Sobretudo aborrece-me solenemente o discurso dos representantes dos partidos que não
apresentam alternativa alguma e estão com uma lupa, acusando os outros…
Não há pachorra, nem tempo
a perder…
Como nota final, digo que nunca vejo televisão, salvo
programas de Arte. Viagens.História ou Ciência.Debates com interesse. Detesto
as pré-orientações dos canais...
A RÁDIO oferece um
espaço para recrear o discurso. Gosto muito da Rádio, uma paixão antiga!
Nota: Devemos a muitos, o progresso da Rádio. Gratidão e
homenagem a alguns deles.
“Os primeiros passos para a
descoberta da rádio começaram a ser dados em 1863 quando em
Cambridge – Inglaterra, James Clerck Maxwell demonstrou teoricamente a provável existência das ondas electromagnéticas unificando
toda a teoria de Faraday, Lorentz, Gauss e Ampere…Oliver Lodge (Inglaterra) e Ernest Branly (França) Lee de Forest, um
americano. o alemão Von Lieben e o americano Armstrong ...em
Portugal, Abílio Nunes dos Santos…Américo
dos Santos e muitos outros que nunca
esqueceremos…
A este assunto voltarei mais tarde. Desenvolvi programas na
FRANCE INTER, no Canadá (também TV), em Macau, no Brasil e noutros países, tal
como em Portugal na Antena Um, Radio Clube Português, Rádio Comercial e outras.
Ainda hoje estou disponível para continuar, pois o meu amor
é sempre fiel e intenso, agora com uma bagagem mais ampla.
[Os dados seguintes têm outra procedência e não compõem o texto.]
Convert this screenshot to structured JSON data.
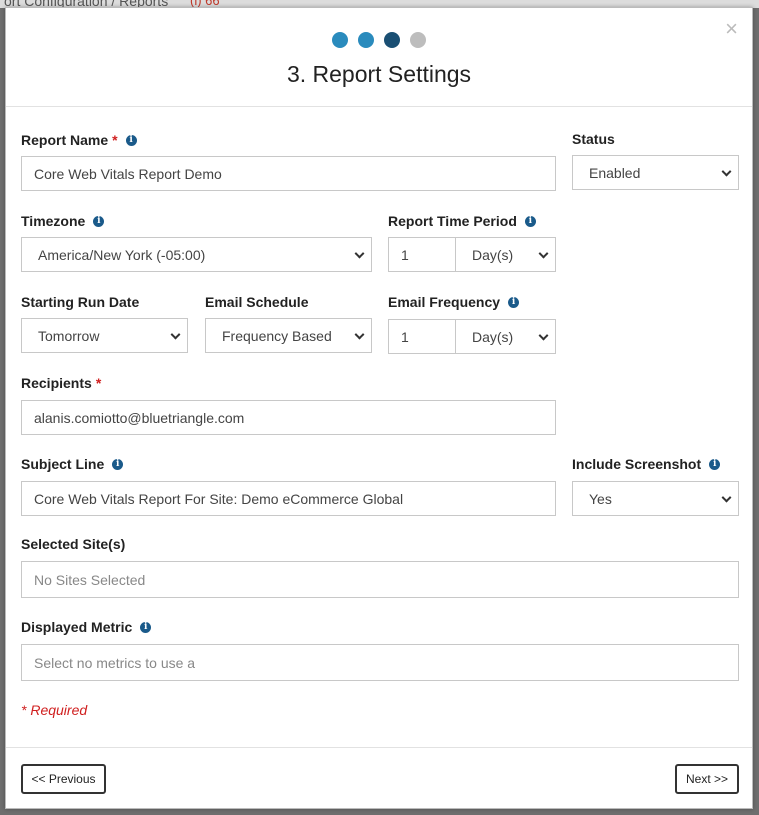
{
  "background": {
    "breadcrumb": "ort Configuration / Reports",
    "badge": "(i) 66"
  },
  "modal": {
    "close_icon": "×",
    "steps": [
      {
        "color": "#2a8bbd"
      },
      {
        "color": "#2a8bbd"
      },
      {
        "color": "#1a4f73"
      },
      {
        "color": "#bdbdbd"
      }
    ],
    "title": "3. Report Settings"
  },
  "form": {
    "report_name": {
      "label": "Report Name",
      "required": "*",
      "value": "Core Web Vitals Report Demo"
    },
    "status": {
      "label": "Status",
      "value": "Enabled"
    },
    "timezone": {
      "label": "Timezone",
      "value": "America/New York (-05:00)"
    },
    "report_time_period": {
      "label": "Report Time Period",
      "number": "1",
      "unit": "Day(s)"
    },
    "starting_run_date": {
      "label": "Starting Run Date",
      "value": "Tomorrow"
    },
    "email_schedule": {
      "label": "Email Schedule",
      "value": "Frequency Based"
    },
    "email_frequency": {
      "label": "Email Frequency",
      "number": "1",
      "unit": "Day(s)"
    },
    "recipients": {
      "label": "Recipients",
      "required": "*",
      "value": "alanis.comiotto@bluetriangle.com"
    },
    "subject_line": {
      "label": "Subject Line",
      "value": "Core Web Vitals Report For Site: Demo eCommerce Global"
    },
    "include_screenshot": {
      "label": "Include Screenshot",
      "value": "Yes"
    },
    "selected_sites": {
      "label": "Selected Site(s)",
      "placeholder": "No Sites Selected"
    },
    "displayed_metric": {
      "label": "Displayed Metric",
      "placeholder": "Select no metrics to use a"
    },
    "required_note": "* Required"
  },
  "footer": {
    "previous_label": "<< Previous",
    "next_label": "Next >>"
  },
  "colors": {
    "accent": "#2a8bbd",
    "accent_dark": "#1a4f73",
    "required": "#d02020",
    "info_icon": "#1a5a8a"
  }
}
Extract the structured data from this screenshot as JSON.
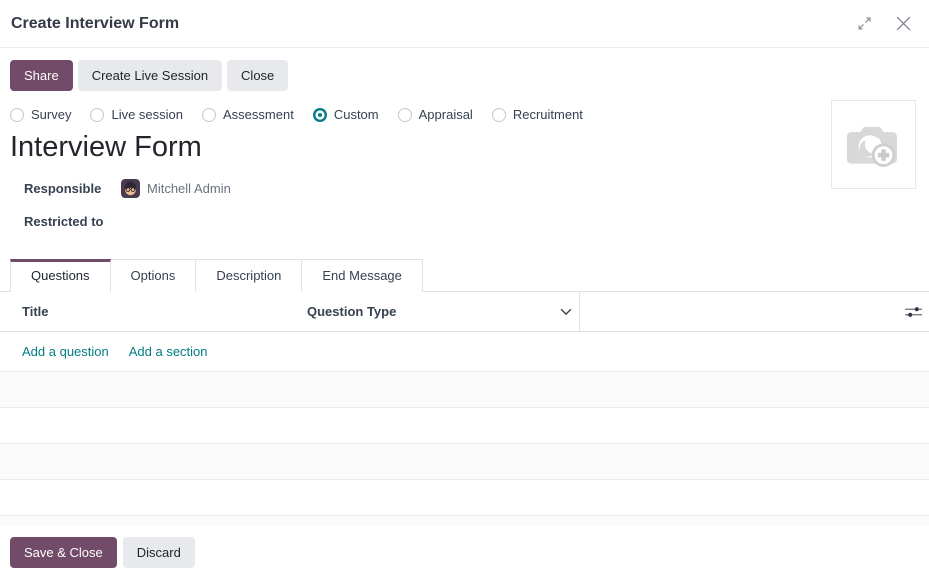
{
  "dialog": {
    "title": "Create Interview Form"
  },
  "toolbar": {
    "share_label": "Share",
    "create_live_session_label": "Create Live Session",
    "close_label": "Close"
  },
  "survey_type": {
    "options": [
      {
        "label": "Survey",
        "selected": false
      },
      {
        "label": "Live session",
        "selected": false
      },
      {
        "label": "Assessment",
        "selected": false
      },
      {
        "label": "Custom",
        "selected": true
      },
      {
        "label": "Appraisal",
        "selected": false
      },
      {
        "label": "Recruitment",
        "selected": false
      }
    ]
  },
  "form": {
    "survey_title": "Interview Form",
    "responsible_label": "Responsible",
    "responsible_value": "Mitchell Admin",
    "restricted_to_label": "Restricted to"
  },
  "tabs": [
    {
      "label": "Questions",
      "active": true
    },
    {
      "label": "Options",
      "active": false
    },
    {
      "label": "Description",
      "active": false
    },
    {
      "label": "End Message",
      "active": false
    }
  ],
  "questions": {
    "columns": {
      "title": "Title",
      "question_type": "Question Type"
    },
    "add_question_label": "Add a question",
    "add_section_label": "Add a section"
  },
  "footer": {
    "save_label": "Save & Close",
    "discard_label": "Discard"
  },
  "icons": {
    "expand": "expand-icon",
    "close": "close-icon",
    "chevron_down": "chevron-down-icon",
    "optional_columns": "sliders-icon",
    "camera_add": "camera-add-icon"
  },
  "colors": {
    "primary": "#714B67",
    "accent_teal": "#017E84",
    "secondary_button_bg": "#e7e9ed",
    "border": "#dee2e6",
    "stripe": "#fafafa"
  }
}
Faltam só as
oportunidades…
1 de Agosto 2015.....
Lucinda Ferreira
Saudosa, Lucy, esta evocação da rádio d'outrora, hoje, que os meninos andam sempre de auscultadores no ouvido, mas não sabem, se calhar, muito do que poderiam escutar. A galena, a grande caixa alimentada por uma grande bateria, para se ouvir, por exemplo, o Teatro Tide (creio que era assim que se chamava)... todo esse longo percurso até à sensacional descoberta do transístor! Já não faço rádio há bastante tempo, esta semana tive uns espaços na RTP 2 - que voltarei a ter na próxima, por volta do meio-dia e meia, na série Escrito na Pedra - e verifico como é deveras cativante todo esse mundo. Um grande beijinho, Lucy!